Core Volunteer Andy Schroeder Shares His Story

andy schroeder
There is a fondness in Andy Schroeder’s voice as he describes one of his many days volunteering on site with NOAHH. Though those days are often full of hard work and high temperatures, it’s clear that Andy has enjoyed it. As he puts it, his work began shortly after he finished fixing his own home in the wake of Hurricane Katrina and, as he puts it in his modest manner, “it dawned on [him] that someone else might need help, too.” He says he volunteered with NOAHH and never left after that. One day a week–when he’s not at work designing offshore oil and gas facilities for EDG–he comes to site and brings his experience to bear on future Habitat homes throughout the city, and he has been since 2006. He did not, he says, set out to be a core volunteer. One day, he came to site, and a staff member gave him a core volunteer t-shirt, telling him, “Put this on so other volunteers can find you.”

The story he tells, when asked for any anecdotes about his time on site, is of a group of lawyers from New York who came to volunteer during the height of the post-Katrina influx of volunteers. As a core volunteer, he would often lead groups of upward of 30 people on site, and when things got busy, a little chaos sometimes caused delays or changes in schedules. The bus bringing the attorneys down was a little delayed, and so Andy was left to wait for them, simply being told that they were “New York attorneys.”

As he tells stories, it becomes clear that not all volunteer groups are equal. Some, like the Marine Corps volunteers, know what they’re doing before they get there. Given a task, they will complete it in record time. Others… sometimes, the New Orleans heat is more than they expected. NOAHH doesn’t encourage over-exertion from any of our volunteers, but Andy admits he was surprised when one group of students decided to take afternoon naps after lunch one day. So when Andy heard that he was to be leading a busload of attorneys, he began to pray.

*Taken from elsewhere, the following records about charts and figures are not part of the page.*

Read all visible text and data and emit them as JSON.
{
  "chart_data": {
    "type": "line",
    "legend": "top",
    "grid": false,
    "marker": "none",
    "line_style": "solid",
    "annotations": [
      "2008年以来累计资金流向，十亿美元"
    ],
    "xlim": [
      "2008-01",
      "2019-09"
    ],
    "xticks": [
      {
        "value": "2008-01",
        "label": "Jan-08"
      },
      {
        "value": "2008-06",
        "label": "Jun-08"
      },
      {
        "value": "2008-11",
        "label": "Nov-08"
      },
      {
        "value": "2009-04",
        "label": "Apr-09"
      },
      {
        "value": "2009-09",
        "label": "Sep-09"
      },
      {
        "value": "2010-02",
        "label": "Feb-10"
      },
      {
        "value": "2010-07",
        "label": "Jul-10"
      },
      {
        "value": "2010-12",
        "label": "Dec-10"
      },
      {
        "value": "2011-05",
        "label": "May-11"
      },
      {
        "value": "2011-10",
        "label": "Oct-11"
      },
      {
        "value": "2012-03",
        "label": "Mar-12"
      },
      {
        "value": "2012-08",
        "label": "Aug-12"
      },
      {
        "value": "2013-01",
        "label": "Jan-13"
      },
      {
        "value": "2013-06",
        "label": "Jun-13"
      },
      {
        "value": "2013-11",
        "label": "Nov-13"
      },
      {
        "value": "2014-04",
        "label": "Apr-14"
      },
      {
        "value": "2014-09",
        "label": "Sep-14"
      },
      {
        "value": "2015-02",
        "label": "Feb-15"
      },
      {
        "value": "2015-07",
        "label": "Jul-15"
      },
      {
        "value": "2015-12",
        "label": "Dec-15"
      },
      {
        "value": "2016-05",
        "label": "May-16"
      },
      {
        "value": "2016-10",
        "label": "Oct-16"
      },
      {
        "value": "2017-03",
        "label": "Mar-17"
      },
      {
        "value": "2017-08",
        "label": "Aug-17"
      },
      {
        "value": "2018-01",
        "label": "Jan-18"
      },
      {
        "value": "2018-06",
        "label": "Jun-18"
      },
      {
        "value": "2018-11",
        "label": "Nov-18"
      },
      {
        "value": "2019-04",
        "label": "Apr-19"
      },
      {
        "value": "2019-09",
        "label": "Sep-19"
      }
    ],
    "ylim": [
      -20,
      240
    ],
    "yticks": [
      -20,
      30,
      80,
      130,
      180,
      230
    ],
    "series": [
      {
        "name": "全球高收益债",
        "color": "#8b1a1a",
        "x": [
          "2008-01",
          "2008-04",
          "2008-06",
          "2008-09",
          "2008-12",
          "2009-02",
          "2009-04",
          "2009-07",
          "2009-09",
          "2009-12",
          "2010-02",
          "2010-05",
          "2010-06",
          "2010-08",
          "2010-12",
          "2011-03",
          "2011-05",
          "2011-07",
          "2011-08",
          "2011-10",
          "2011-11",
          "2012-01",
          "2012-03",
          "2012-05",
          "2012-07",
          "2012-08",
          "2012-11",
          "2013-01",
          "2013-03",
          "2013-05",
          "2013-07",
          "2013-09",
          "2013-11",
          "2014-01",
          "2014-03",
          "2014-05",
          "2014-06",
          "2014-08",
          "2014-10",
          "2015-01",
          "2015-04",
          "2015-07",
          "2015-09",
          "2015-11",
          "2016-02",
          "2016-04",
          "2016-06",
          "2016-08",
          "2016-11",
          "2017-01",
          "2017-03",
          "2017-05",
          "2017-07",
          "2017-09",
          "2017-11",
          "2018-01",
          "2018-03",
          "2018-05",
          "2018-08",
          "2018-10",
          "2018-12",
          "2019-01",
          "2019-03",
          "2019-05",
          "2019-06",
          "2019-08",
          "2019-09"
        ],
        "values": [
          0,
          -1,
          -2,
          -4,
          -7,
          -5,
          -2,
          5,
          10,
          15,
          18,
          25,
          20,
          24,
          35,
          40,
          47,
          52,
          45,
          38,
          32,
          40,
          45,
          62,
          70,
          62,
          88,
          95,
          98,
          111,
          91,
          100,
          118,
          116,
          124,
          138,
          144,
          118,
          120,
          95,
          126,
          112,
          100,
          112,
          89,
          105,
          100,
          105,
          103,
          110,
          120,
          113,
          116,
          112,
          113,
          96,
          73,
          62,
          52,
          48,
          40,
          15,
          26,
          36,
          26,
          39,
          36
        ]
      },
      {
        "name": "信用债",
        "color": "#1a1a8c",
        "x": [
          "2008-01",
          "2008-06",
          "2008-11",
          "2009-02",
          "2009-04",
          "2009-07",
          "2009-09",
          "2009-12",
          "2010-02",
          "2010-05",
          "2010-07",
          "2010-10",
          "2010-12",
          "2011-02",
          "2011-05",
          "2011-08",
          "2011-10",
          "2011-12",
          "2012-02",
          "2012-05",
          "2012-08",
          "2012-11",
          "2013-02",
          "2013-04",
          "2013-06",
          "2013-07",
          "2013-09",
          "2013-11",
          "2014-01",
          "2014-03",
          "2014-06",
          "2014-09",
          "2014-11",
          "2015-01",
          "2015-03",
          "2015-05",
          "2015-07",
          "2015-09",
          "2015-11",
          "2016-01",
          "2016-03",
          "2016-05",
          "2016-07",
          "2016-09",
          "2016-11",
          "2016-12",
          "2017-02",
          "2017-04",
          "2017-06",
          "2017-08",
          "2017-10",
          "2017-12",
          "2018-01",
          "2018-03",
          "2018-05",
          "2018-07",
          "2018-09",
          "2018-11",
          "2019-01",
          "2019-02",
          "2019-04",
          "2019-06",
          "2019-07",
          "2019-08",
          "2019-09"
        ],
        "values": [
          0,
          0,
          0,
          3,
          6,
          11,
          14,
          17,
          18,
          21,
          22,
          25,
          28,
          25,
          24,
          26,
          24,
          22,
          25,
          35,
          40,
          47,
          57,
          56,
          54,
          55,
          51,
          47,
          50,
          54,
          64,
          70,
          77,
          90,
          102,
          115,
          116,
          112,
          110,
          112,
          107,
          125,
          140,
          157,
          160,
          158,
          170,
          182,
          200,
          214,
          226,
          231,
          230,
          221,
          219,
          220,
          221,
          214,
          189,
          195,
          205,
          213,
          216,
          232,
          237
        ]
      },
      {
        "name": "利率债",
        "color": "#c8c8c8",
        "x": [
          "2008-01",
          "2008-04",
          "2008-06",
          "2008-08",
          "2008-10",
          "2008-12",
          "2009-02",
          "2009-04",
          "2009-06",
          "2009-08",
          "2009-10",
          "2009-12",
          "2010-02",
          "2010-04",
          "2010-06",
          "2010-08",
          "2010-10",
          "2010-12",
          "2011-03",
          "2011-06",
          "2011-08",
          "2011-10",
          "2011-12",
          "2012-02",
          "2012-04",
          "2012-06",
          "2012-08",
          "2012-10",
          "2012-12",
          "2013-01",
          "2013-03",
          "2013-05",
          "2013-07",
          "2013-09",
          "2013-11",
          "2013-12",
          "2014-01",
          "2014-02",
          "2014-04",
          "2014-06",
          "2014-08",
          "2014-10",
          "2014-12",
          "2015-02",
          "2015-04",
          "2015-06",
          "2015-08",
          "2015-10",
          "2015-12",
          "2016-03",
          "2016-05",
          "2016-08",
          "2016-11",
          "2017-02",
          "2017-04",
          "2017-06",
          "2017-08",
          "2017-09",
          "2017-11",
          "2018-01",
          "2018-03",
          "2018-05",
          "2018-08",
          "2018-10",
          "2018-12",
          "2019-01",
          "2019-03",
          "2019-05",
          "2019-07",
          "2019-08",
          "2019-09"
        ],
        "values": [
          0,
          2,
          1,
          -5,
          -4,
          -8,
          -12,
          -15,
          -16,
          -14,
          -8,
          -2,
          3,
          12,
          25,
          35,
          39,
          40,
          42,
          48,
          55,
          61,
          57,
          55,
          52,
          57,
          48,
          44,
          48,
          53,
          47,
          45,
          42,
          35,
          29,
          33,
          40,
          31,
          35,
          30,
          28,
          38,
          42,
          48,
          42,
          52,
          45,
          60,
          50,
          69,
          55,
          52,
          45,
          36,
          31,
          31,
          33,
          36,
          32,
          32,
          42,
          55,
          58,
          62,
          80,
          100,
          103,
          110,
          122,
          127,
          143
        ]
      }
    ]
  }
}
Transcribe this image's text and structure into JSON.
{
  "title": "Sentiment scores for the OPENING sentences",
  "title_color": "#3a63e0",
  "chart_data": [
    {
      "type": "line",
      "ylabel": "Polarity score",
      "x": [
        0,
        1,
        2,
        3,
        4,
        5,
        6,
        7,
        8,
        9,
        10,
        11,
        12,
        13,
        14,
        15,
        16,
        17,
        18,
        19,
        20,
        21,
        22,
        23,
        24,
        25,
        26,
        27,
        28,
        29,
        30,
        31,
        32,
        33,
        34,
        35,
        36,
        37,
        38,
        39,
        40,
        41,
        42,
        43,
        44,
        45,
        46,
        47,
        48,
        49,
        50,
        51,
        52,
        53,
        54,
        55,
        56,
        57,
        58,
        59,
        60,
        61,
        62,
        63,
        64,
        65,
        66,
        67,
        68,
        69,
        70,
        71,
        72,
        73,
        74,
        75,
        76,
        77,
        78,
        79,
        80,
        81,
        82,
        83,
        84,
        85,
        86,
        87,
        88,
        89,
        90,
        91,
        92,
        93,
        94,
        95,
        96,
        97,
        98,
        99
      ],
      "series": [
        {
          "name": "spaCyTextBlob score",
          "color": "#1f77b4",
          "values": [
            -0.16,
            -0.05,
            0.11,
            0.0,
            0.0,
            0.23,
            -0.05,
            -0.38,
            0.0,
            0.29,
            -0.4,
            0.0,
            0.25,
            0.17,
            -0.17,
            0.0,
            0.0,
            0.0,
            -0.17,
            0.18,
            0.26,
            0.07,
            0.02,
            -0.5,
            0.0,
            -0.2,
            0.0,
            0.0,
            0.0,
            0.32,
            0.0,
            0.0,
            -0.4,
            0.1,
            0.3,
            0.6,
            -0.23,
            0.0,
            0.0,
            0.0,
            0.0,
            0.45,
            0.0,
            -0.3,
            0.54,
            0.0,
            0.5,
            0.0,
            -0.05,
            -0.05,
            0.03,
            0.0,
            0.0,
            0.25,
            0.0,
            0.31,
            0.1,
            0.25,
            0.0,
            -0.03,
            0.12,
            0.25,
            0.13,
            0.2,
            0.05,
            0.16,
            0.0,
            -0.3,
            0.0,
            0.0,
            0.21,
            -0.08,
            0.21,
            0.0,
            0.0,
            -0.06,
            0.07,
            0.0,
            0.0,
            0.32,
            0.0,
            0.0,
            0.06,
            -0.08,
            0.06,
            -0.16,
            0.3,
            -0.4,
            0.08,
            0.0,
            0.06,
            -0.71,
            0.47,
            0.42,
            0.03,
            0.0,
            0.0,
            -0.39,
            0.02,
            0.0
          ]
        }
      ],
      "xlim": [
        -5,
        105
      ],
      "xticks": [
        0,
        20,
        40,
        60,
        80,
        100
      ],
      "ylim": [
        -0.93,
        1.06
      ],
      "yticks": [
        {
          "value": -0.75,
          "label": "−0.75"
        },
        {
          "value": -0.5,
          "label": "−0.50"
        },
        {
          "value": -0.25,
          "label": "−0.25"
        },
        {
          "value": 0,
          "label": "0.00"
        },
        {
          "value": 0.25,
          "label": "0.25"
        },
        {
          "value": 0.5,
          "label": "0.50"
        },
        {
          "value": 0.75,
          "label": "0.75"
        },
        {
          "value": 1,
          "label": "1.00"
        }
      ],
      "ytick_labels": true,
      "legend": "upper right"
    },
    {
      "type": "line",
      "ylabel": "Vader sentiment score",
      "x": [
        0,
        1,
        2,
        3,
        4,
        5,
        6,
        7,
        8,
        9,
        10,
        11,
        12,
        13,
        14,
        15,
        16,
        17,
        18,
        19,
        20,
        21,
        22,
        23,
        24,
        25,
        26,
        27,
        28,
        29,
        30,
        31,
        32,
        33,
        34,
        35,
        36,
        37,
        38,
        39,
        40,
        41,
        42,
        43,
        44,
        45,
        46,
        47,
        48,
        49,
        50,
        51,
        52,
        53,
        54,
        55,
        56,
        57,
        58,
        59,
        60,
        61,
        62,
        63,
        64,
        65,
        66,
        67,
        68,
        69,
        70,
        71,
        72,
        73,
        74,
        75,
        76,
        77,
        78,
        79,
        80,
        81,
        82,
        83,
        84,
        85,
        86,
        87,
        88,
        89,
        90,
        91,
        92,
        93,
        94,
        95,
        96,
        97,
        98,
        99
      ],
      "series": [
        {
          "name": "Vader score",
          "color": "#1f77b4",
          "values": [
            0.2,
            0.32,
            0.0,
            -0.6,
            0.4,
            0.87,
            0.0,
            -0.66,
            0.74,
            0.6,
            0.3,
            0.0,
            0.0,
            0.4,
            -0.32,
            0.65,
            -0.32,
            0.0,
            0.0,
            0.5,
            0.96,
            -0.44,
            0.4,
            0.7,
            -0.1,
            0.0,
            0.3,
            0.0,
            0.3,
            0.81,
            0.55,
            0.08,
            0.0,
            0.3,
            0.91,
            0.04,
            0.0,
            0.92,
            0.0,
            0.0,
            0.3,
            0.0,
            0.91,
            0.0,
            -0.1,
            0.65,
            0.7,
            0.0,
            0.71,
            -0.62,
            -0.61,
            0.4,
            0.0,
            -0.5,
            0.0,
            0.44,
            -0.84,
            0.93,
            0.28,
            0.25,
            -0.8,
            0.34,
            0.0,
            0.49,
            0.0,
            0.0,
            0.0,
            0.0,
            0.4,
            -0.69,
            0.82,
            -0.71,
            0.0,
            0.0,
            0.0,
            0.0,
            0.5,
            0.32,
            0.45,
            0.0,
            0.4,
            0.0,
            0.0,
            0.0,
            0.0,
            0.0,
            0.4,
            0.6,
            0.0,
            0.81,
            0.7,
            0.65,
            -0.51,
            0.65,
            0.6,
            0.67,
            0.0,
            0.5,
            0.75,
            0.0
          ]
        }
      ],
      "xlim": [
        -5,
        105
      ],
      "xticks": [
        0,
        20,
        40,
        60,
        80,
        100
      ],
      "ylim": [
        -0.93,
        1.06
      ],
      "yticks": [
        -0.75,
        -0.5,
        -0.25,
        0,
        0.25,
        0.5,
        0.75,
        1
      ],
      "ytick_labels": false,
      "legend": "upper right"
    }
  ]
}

He expected, he jokes, for them to show up in wingtips and business suits, with perhaps the wrong sort of attitude for volunteer work. He thought that God was going to be testing him. Instead, he met some of “the sweetest, nicest, lovable, and down-to-earth people” he has ever met.

When asked the most memorable thing he saw on site, he says it was the transformation in his nephew from his “little nephew” to “the man in charge.” Early on, Andy invited out his brother Wally Hymel, and Wally brought along his son Jared. The two also continued to volunteer with NOAHH, and Jared even went so far as to find himself a job as a site supervisor. Andy spoke of this transformation with great pride, and his deep connection with the site supervisors is perhaps why he capped the conversation off with eloquent support for their work.

“They’re building on a commercial schedule with untrained volunteers, and the houses they build are better than commercial houses,” he said. “And it’s a new group every day… They’re doing it out of the love in their hearts.”

That dedication to those he has worked alongside seems to be characteristic of Andy Schroeder. At the core of a core volunteer is a selflessness that is beyond admirable, and the high esteem he holds for our site supervisors is only a fraction of the esteem NOAHH holds for all its core volunteers. Andy’s stories emphasize the key role core volunteers play. Their constant presence is a boon to NOAHH during the slow months, and during the busy months, they are as experienced and knowledgeable about the NOAHH program and homes that they can lead other volunteers. They also help our site leaders with more difficult projects when an experienced hand is needed. NOAHH cannot express enough gratitude for their commitment to our cause.